Sorcerers were rare, she learned. But the city had half a dozen enchanters who could make attackers see nothing but fog all around, or impassable flames, and so she bade them keep watch on the wall. She had told them what had happened in Brittany.
“We have a few days,” she said, “which we must use to our advantage, but the city must be defended too. And we must relieve Rennes, and garrison Nantes.”
It was dusk when she dismissed them, and she sat in the council-chamber alone, feeling lonely and out of her depth. That is when she saw Louis, dark-eyed, in the doorway.
She stumbled to her feet.
He was wearing fresh clothes, in the manner of the men of Keris, and the blue sword. He stared at her in silence. He didn’t speak.
She whispered, “The unicorn came. I had to go. I made Gralon Meur promise to send you here if I lived or take you home if I died. Forgive me, forgive me.”
Slowly, Louis answered, “He did send me, as you see. He opened a door in his own house and there you were, as I see you now. I do not understand traveling in these Lost Lands. Although I will admit to unseemly fury. I woke and you had gone alone to win a kingdom.”
Anne crossed the room to him, and saw the light in his eyes. “I am sorry,” she whispered.
“Do you apologize for such a victory? Why? I do not begrudge it, though I would have liked to have been there.”

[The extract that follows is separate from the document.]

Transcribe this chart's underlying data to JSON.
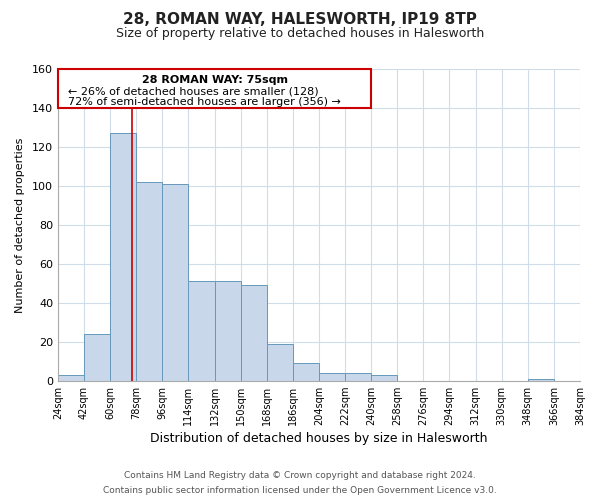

He put up a careful finger and traced it along her cheek. “Do you know how you glow now?” he said. “Like starlight in your skin. Is it from riding a unicorn?”
“It is the sorcery,” said Anne. “Moreau was the same. It sets lightabout you sometimes that isn’t there.”
She wondered if he would pull away.
“It is very beautiful,” he said only.
She tipped her face into his hand and he put his other arm around her. “I like this fashion of Keris,” he said into her ear. “An absence of layers.”
She drew away, and his hand dropped.